Сокращенный набор
Наступил вечер, Прометей встал, потянулся, зевнул и застонал от усталости и удовлетворения, что возникают после долгого и сосредоточенного труда. Вечернее солнце нагрело его творения до гибкой, податливой консистенции, ее в мире керамики именуют «кожетвердой». Безупречный расчет времени: если бы законченные творения остались в более свирепом дневном пекле, они бы высохли полностью и стали чересчур ломкими и хрупкими для последних штрихов, а их наверняка потребует его царственный и божественный начальник. Уши подлиннее, половых органов вдвое больше — в таком вот духе. Что-что, а капризов богам не занимать.
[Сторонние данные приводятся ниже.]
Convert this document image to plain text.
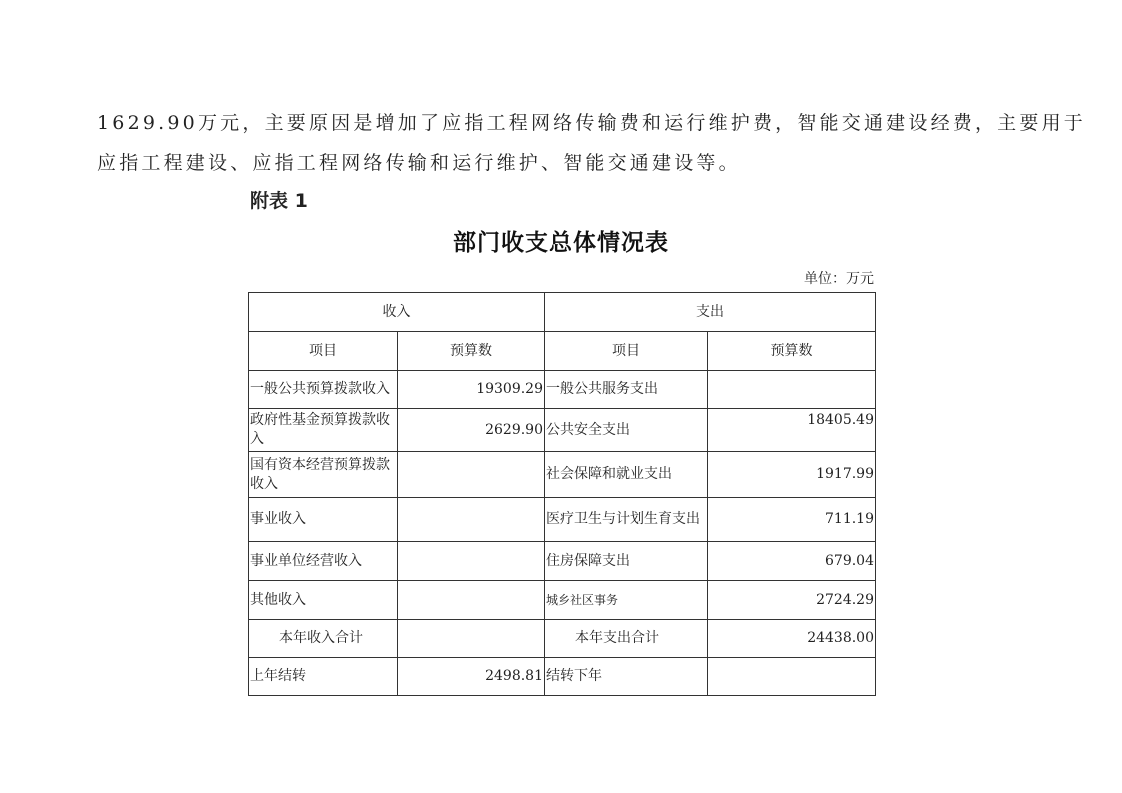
1629.90万元，主要原因是增加了应指工程网络传输费和运行维护费，智能交通建设经费，主要用于
应指工程建设、应指工程网络传输和运行维护、智能交通建设等。
附表 1
部门收支总体情况表
单位：万元
收入		支出	
项目	预算数	项目	预算数
一般公共预算拨款收入	19309.29	一般公共服务支出	
政府性基金预算拨款收入	2629.90	公共安全支出	18405.49
国有资本经营预算拨款收入		社会保障和就业支出	1917.99
事业收入		医疗卫生与计划生育支出	711.19
事业单位经营收入		住房保障支出	679.04
其他收入		城乡社区事务	2724.29
本年收入合计		本年支出合计	24438.00
上年结转	2498.81	结转下年	
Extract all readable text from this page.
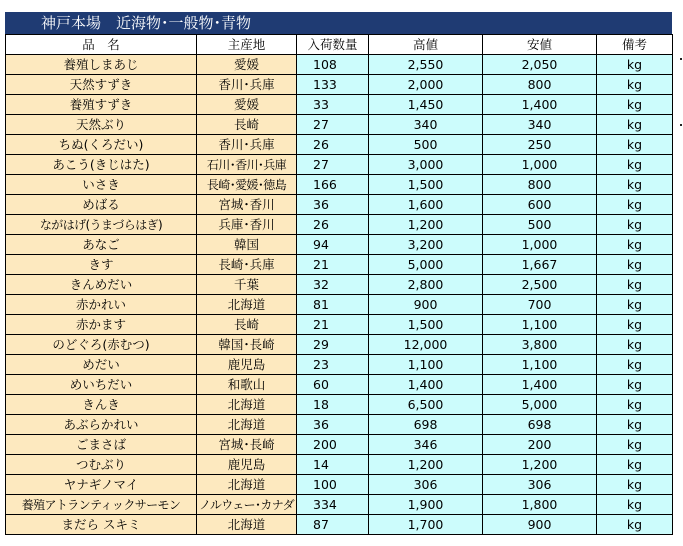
神戸本場　近海物･一般物･青物
品　名	主産地	入荷数量	高値	安値	備考
養殖しまあじ	愛媛	108	2,550	2,050	kg
天然すずき	香川･兵庫	133	2,000	800	kg
養殖すずき	愛媛	33	1,450	1,400	kg
天然ぶり	長崎	27	340	340	kg
ちぬ(くろだい)	香川･兵庫	26	500	250	kg
あこう(きじはた)	石川･香川･兵庫	27	3,000	1,000	kg
いさき	長崎･愛媛･徳島	166	1,500	800	kg
めばる	宮城･香川	36	1,600	600	kg
ながはげ(うまづらはぎ)	兵庫･香川	26	1,200	500	kg
あなご	韓国	94	3,200	1,000	kg
きす	長崎･兵庫	21	5,000	1,667	kg
きんめだい	千葉	32	2,800	2,500	kg
赤かれい	北海道	81	900	700	kg
赤かます	長崎	21	1,500	1,100	kg
のどぐろ(赤むつ)	韓国･長崎	29	12,000	3,800	kg
めだい	鹿児島	23	1,100	1,100	kg
めいちだい	和歌山	60	1,400	1,400	kg
きんき	北海道	18	6,500	5,000	kg
あぶらかれい	北海道	36	698	698	kg
ごまさば	宮城･長崎	200	346	200	kg
つむぶり	鹿児島	14	1,200	1,200	kg
ヤナギノマイ	北海道	100	306	306	kg
養殖アトランティックサーモン	ノルウェー･カナダ	334	1,900	1,800	kg
まだら スキミ	北海道	87	1,700	900	kg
И тут, если только слух не обманывал Прометея, явился сам Владыка богов — он ломился по кустам, с кем-то шумно беседуя. Прометей разобрал отвечавший Зевсу голос — женский, негромкий и выдержанный. Зевс притащил с собой Афину, любимое чадо.
— Твой отец, бог-император, каким его знает мир, — доносились до Прометея слова Зевса, — Зевс всемогущий, да. Зевс всепобеждающий, несомненно. Зевс всевидящий, разумеется. Зевс…
— Зевс всескромный?
— …Зевс-творец, вообще-то. Звучит, а?
— Вполне.
— Ну и вот, тот берег должен быть где-то здесь. Давай позовем Прометея. О Прометей!
Гнездившиеся ткачики метнулись ввысь, встревоженно пища.
— Промете-е-е-ей!
— Здесь я! — отозвался Прометей. — Осторожнее…
Поздно!
Продираясь сквозь деревья к опушке, увлеченный Зевс наступил на изысканно выделанные фигурки, сушившиеся на берегу. С воплем ярости и отчаяния Прометей бросился оценивать ущерб.
— Ах ты, неуклюжий болван! — вскричал он. — Ты их раздавил. Смотри!
Никому во всем мироздании подобные речи не спустили бы. Афина потрясенно смотрела, как ее отец склоняет голову в смиренной виноватости.
При ближайшем рассмотрении все оказалось не так ужасно, как боялся Прометей. Лишь три фигурки не подлежали починке. Он выковырял их из грязи — раздавленную глину, все еще с оттисками Зевсовых исполинских ступней.
— О, хорошо, — бодро сказал Зевс, — остальные целы, их хватит. Давай дальше, а?
— Да ты посмотри на этих! — проговорил Прометей, протягивая Зевсу раздавленные, испорченные статуэтки. — Зелененькая, лиловая и синяя были мои любимые.
— У нас зато остались черная, бурая, желтая, слоновой кости, красноватая и всякие другие. Хватит же, правда?
— Мне этот оттенок кобальтового синего особенно нравился.
Афина разглядывала уцелевшие фигурки, что блестели в умиравших лучах солнца.
— Ох, Прометей, они безупречны, — проговорила она тихо, но так, что ее голос привлекал больше внимания, чем рев и вопли прочих олимпийцев.
Прометей тут же повеселел. Похвала Афины — драгоценнее всего.
— Ну я и впрямь вложил в них сердце и душу.
— Превосходно, очень тонкая работа, — сказал Зевс. — Сделано великим титаном из глины Геи, слеплено моей царственной слюной, обожжено солнцем, а пробудится к жизни от нежного дыхания моей дочери.
Это Метида, навсегда засевшая у Зевса в голове, подбросила мысль, что именно Афина должна оживить эти творения. Подышать в каждого — буквально вдохнуть в них некоторые свои свойства: мудрость, чутье, сноровку и здравомыслие. Вдохновить.